Sign up for our free morning newsletter, Crash Course.
Because “HIM” has little interest in nuance, its answers to those questions are immediately clear. What’s more fun is how Tipping finds gnarly ways to drive home his critical point, mostly through increasingly absurd interactions between Cameron and Isaiah. (With some help from the special scene-stealing prowess of Julia Fox, who plays Isaiah’s jade egg evangelist wife.) Now all grown up and vying for the spot Isaiah is rumored to be leaving behind, Cameron is shipped off to a Texas compound to spend a week with his favorite player, who will assess if Cameron’s got what it takes to fill his cleats.
As much as “HIM” is a very unserious movie, it does manage to take stock of one significant question that many in the sports world are too chicken to probe: Is any of this sacrifice really worth it?
In Withers, “HIM” finds a star more than capable of holding a just-fine movie on his rippling shoulders, making it look better by association. He’s a joy to watch, charming and appropriately intense when the material calls for it, without being over-the-top. Wayans is an admirable opposite, turning in a performance that’s restrained until Isaiah’s facade drops, letting Wayans pepper some “Scary Movie” daffiness into the role that comes in handy when the script starts to fall apart.

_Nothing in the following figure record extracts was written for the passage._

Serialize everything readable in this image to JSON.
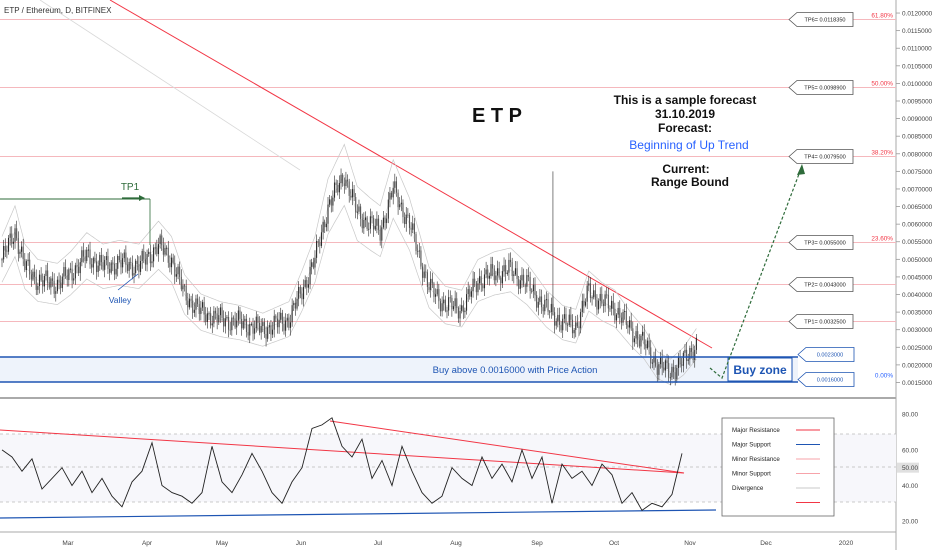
{
  "header": {
    "symbol_label": "ETP / Ethereum, D, BITFINEX"
  },
  "title": {
    "ticker": "E T P"
  },
  "forecast": {
    "line1": "This is a sample forecast",
    "line2": "31.10.2019",
    "line3": "Forecast:",
    "line4": "Beginning of Up Trend",
    "line5": "Current:",
    "line6": "Range Bound"
  },
  "annotations": {
    "tp1": "TP1",
    "valley": "Valley",
    "buy_text": "Buy above 0.0016000 with Price Action",
    "buy_zone": "Buy zone"
  },
  "colors": {
    "up": "#2b2b2b",
    "down": "#2b2b2b",
    "major_resistance": "#f23645",
    "major_support": "#1e55b3",
    "minor_resistance": "#f7a3aa",
    "minor_support": "#f7a3aa",
    "divergence": "#c8c8c8",
    "accent_blue": "#2962ff",
    "green_arrow": "#2e6b3a"
  },
  "chart_data": [
    {
      "type": "candlestick",
      "title": "ETP / Ethereum, D, BITFINEX",
      "x_months": [
        "Mar",
        "Apr",
        "May",
        "Jun",
        "Jul",
        "Aug",
        "Sep",
        "Oct",
        "Nov",
        "Dec",
        "2020"
      ],
      "y_ticks": [
        "0.0120000",
        "0.0115000",
        "0.0110000",
        "0.0105000",
        "0.0100000",
        "0.0095000",
        "0.0090000",
        "0.0085000",
        "0.0080000",
        "0.0075000",
        "0.0070000",
        "0.0065000",
        "0.0060000",
        "0.0055000",
        "0.0050000",
        "0.0045000",
        "0.0040000",
        "0.0035000",
        "0.0030000",
        "0.0025000",
        "0.0020000",
        "0.0015000"
      ],
      "ylim": [
        0.0014,
        0.0122
      ],
      "price_path": [
        [
          0,
          0.005
        ],
        [
          8,
          0.0058
        ],
        [
          14,
          0.0048
        ],
        [
          22,
          0.0044
        ],
        [
          34,
          0.0043
        ],
        [
          42,
          0.0046
        ],
        [
          52,
          0.0051
        ],
        [
          62,
          0.0048
        ],
        [
          72,
          0.0049
        ],
        [
          84,
          0.0048
        ],
        [
          96,
          0.0054
        ],
        [
          104,
          0.005
        ],
        [
          112,
          0.004
        ],
        [
          122,
          0.0035
        ],
        [
          134,
          0.0033
        ],
        [
          146,
          0.0032
        ],
        [
          160,
          0.003
        ],
        [
          176,
          0.0033
        ],
        [
          184,
          0.0041
        ],
        [
          192,
          0.005
        ],
        [
          200,
          0.0065
        ],
        [
          210,
          0.0074
        ],
        [
          218,
          0.0063
        ],
        [
          226,
          0.006
        ],
        [
          232,
          0.0058
        ],
        [
          240,
          0.007
        ],
        [
          250,
          0.006
        ],
        [
          262,
          0.0042
        ],
        [
          272,
          0.0037
        ],
        [
          282,
          0.0036
        ],
        [
          292,
          0.0044
        ],
        [
          302,
          0.0046
        ],
        [
          312,
          0.0047
        ],
        [
          322,
          0.0043
        ],
        [
          334,
          0.0036
        ],
        [
          344,
          0.0032
        ],
        [
          352,
          0.0031
        ],
        [
          360,
          0.0041
        ],
        [
          368,
          0.0038
        ],
        [
          376,
          0.0036
        ],
        [
          386,
          0.003
        ],
        [
          394,
          0.0026
        ],
        [
          402,
          0.002
        ],
        [
          410,
          0.0018
        ],
        [
          418,
          0.0021
        ],
        [
          426,
          0.0026
        ]
      ],
      "levels": [
        {
          "label": "TP6= 0.0118350",
          "value": 0.011835,
          "fib": "61.80%"
        },
        {
          "label": "TP5= 0.0098900",
          "value": 0.00989,
          "fib": "50.00%"
        },
        {
          "label": "TP4= 0.0079500",
          "value": 0.00795,
          "fib": "38.20%"
        },
        {
          "label": "TP3= 0.0055000",
          "value": 0.0055,
          "fib": "23.60%"
        },
        {
          "label": "TP2= 0.0043000",
          "value": 0.0043,
          "fib": ""
        },
        {
          "label": "TP1= 0.0032500",
          "value": 0.00325,
          "fib": ""
        },
        {
          "label": "0.0023000",
          "value": 0.0023,
          "fib": ""
        },
        {
          "label": "0.0016000",
          "value": 0.0016,
          "fib": "0.00%"
        }
      ]
    },
    {
      "type": "line",
      "title": "",
      "y_ticks": [
        "80.00",
        "60.00",
        "50.00",
        "40.00",
        "20.00"
      ],
      "ylim": [
        15,
        88
      ],
      "rsi_path": [
        [
          0,
          60
        ],
        [
          10,
          56
        ],
        [
          20,
          48
        ],
        [
          30,
          55
        ],
        [
          40,
          38
        ],
        [
          50,
          44
        ],
        [
          60,
          50
        ],
        [
          70,
          40
        ],
        [
          80,
          48
        ],
        [
          90,
          36
        ],
        [
          100,
          44
        ],
        [
          110,
          34
        ],
        [
          120,
          28
        ],
        [
          130,
          42
        ],
        [
          140,
          48
        ],
        [
          150,
          64
        ],
        [
          160,
          40
        ],
        [
          170,
          36
        ],
        [
          180,
          34
        ],
        [
          190,
          30
        ],
        [
          200,
          36
        ],
        [
          210,
          62
        ],
        [
          220,
          42
        ],
        [
          230,
          36
        ],
        [
          240,
          46
        ],
        [
          250,
          58
        ],
        [
          260,
          48
        ],
        [
          270,
          36
        ],
        [
          280,
          30
        ],
        [
          290,
          42
        ],
        [
          300,
          50
        ],
        [
          310,
          72
        ],
        [
          320,
          74
        ],
        [
          330,
          78
        ],
        [
          340,
          62
        ],
        [
          350,
          56
        ],
        [
          360,
          66
        ],
        [
          370,
          44
        ],
        [
          380,
          54
        ],
        [
          390,
          40
        ],
        [
          400,
          62
        ],
        [
          410,
          48
        ],
        [
          420,
          36
        ],
        [
          430,
          30
        ],
        [
          440,
          34
        ],
        [
          450,
          50
        ],
        [
          460,
          44
        ],
        [
          470,
          40
        ],
        [
          480,
          56
        ],
        [
          490,
          44
        ],
        [
          500,
          52
        ],
        [
          510,
          42
        ],
        [
          520,
          60
        ],
        [
          530,
          44
        ],
        [
          540,
          56
        ],
        [
          550,
          30
        ],
        [
          560,
          52
        ],
        [
          570,
          44
        ],
        [
          580,
          48
        ],
        [
          590,
          40
        ],
        [
          600,
          52
        ],
        [
          610,
          46
        ],
        [
          620,
          30
        ],
        [
          630,
          36
        ],
        [
          640,
          26
        ],
        [
          650,
          30
        ],
        [
          660,
          28
        ],
        [
          670,
          35
        ],
        [
          680,
          58
        ]
      ]
    }
  ],
  "legend": [
    {
      "label": "Major Resistance",
      "color": "#f23645"
    },
    {
      "label": "Major Support",
      "color": "#1e55b3"
    },
    {
      "label": "Minor Resistance",
      "color": "#f7a3aa"
    },
    {
      "label": "Minor Support",
      "color": "#f7a3aa"
    },
    {
      "label": "Divergence",
      "color": "#c8c8c8"
    },
    {
      "label": "",
      "color": "#f23645"
    }
  ]
}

But as macabre as it can be, watching something go off the rails can be entertaining, too. If football fans can rubberneck at a player injured on the field, so can moviegoers who are looking for little other than old ideas with a stylish new spin. In a way, “HIM” is a crafty antidote to the era of quote-unquote prestige horror we’ve been steeped in, some of which the film’s co-producer Jordan Peele — who did not direct this movie, in case you neglected to read all of those billboards carefully enough — is responsible for. As great a film as “Get Out” is, that movie helped push the genre to a new echelon where every satire-tinged horror must be “smart,” and every film Peele produces under his Monkeypaw Productions banner is expected to be at the level of its founder’s work. Not so! But what the screenplay lacks in depth, the film makes up for in visual pageantry, packing just enough style to rise above a truly curdled genre offering. One might even argue that “HIM” effectively mirrors the all-style-no-substance sport it’s lampooning. Someone may call that a coincidence, but I’d say coincidence is unlikely in a film where achieving GOAT status means you’ll become a Baphomet-like Satanic goat deity.

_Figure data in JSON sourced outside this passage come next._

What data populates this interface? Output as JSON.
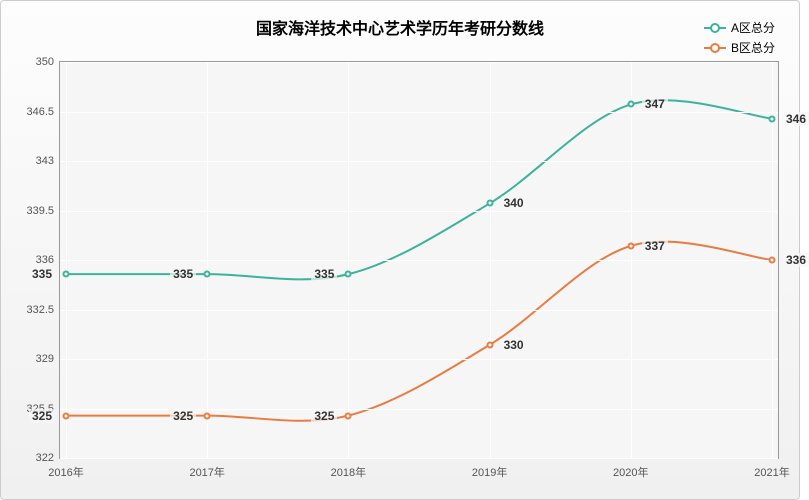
{
  "chart": {
    "type": "line",
    "title": "国家海洋技术中心艺术学历年考研分数线",
    "title_fontsize": 16,
    "background_gradient": [
      "#fdfdfd",
      "#f0f0f0"
    ],
    "plot_background": "#f6f6f6",
    "grid_color": "#ffffff",
    "border_color": "#999999",
    "x": {
      "categories": [
        "2016年",
        "2017年",
        "2018年",
        "2019年",
        "2020年",
        "2021年"
      ],
      "label_fontsize": 11,
      "label_color": "#555555"
    },
    "y": {
      "min": 322,
      "max": 350,
      "tick_step": 3.5,
      "ticks": [
        322,
        325.5,
        329,
        332.5,
        336,
        339.5,
        343,
        346.5,
        350
      ],
      "label_fontsize": 11,
      "label_color": "#555555"
    },
    "legend": {
      "position": "top-right",
      "fontsize": 12
    },
    "series": [
      {
        "name": "A区总分",
        "color": "#3cb39a",
        "line_width": 2,
        "marker": "circle",
        "marker_size": 7,
        "data": [
          335,
          335,
          335,
          340,
          347,
          346
        ],
        "label_positions": [
          "left",
          "left",
          "left",
          "right",
          "right",
          "right"
        ]
      },
      {
        "name": "B区总分",
        "color": "#e87c42",
        "line_width": 2,
        "marker": "circle",
        "marker_size": 7,
        "data": [
          325,
          325,
          325,
          330,
          337,
          336
        ],
        "label_positions": [
          "left",
          "left",
          "left",
          "right",
          "right",
          "right"
        ]
      }
    ],
    "data_label_fontsize": 12,
    "data_label_color": "#333333"
  }
}
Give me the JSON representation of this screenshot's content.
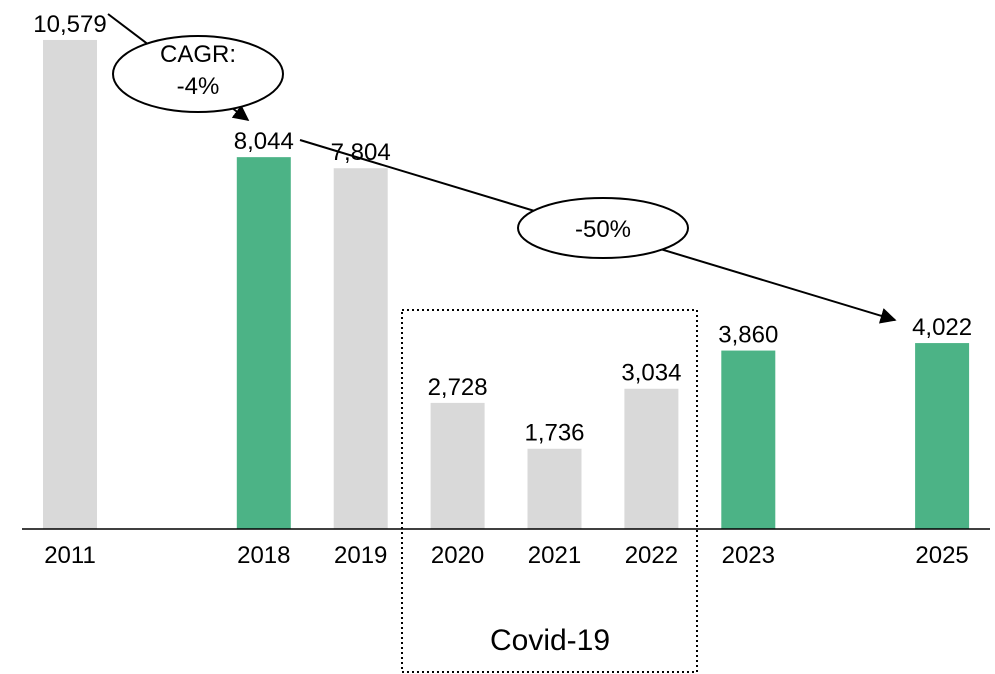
{
  "chart_data": {
    "type": "bar",
    "categories": [
      "2011",
      "2018",
      "2019",
      "2020",
      "2021",
      "2022",
      "2023",
      "2025"
    ],
    "values": [
      10579,
      8044,
      7804,
      2728,
      1736,
      3034,
      3860,
      4022
    ],
    "value_labels": [
      "10,579",
      "8,044",
      "7,804",
      "2,728",
      "1,736",
      "3,034",
      "3,860",
      "4,022"
    ],
    "colors": [
      "#d9d9d9",
      "#4cb386",
      "#d9d9d9",
      "#d9d9d9",
      "#d9d9d9",
      "#d9d9d9",
      "#4cb386",
      "#4cb386"
    ],
    "ylim": [
      0,
      11000
    ],
    "annotations": {
      "cagr": [
        "CAGR:",
        "-4%"
      ],
      "change": "-50%",
      "group_label": "Covid-19"
    }
  }
}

As much as “HIM” is a very unserious movie, it does manage to take stock of one significant question that many in the sports world are too chicken to probe: Is any of this sacrifice really worth it? The demand for constant perfection and precision — and the wreckage the human body must endure to attain such excellence — in professional sports is entirely outrageous and unrealistic. The industry swallows people whole, promises them fame and fortune and adoring fans following them their whole lives, but does little to prepare them for life after retirement. Put on a poorly tailored suit and spit commentary on ESPN, sell workout apparel and underwear, or hawk rental cars in advertisements that make no sense; the options are limited, and they are bleak. Like many cults, all the devoted followers need to move on is a new chosen one to worship. Quickly and oh so quietly, that GOAT status is as much a thing of the past as the light behind a player’s eyes after spending the prime of their physical health entrenched in psychological and corporeal hell. “HIM” may be hokey, sure, but no more so than putting a cup in your jockstrap to sprint full-speed into someone’s skull just for the mere chance that somebody somewhere might idolize you. Running onto the field takes faith, but that doesn’t make football a religion. Those low, low prices on Hertz rentals, on the other hand — that’s divinity!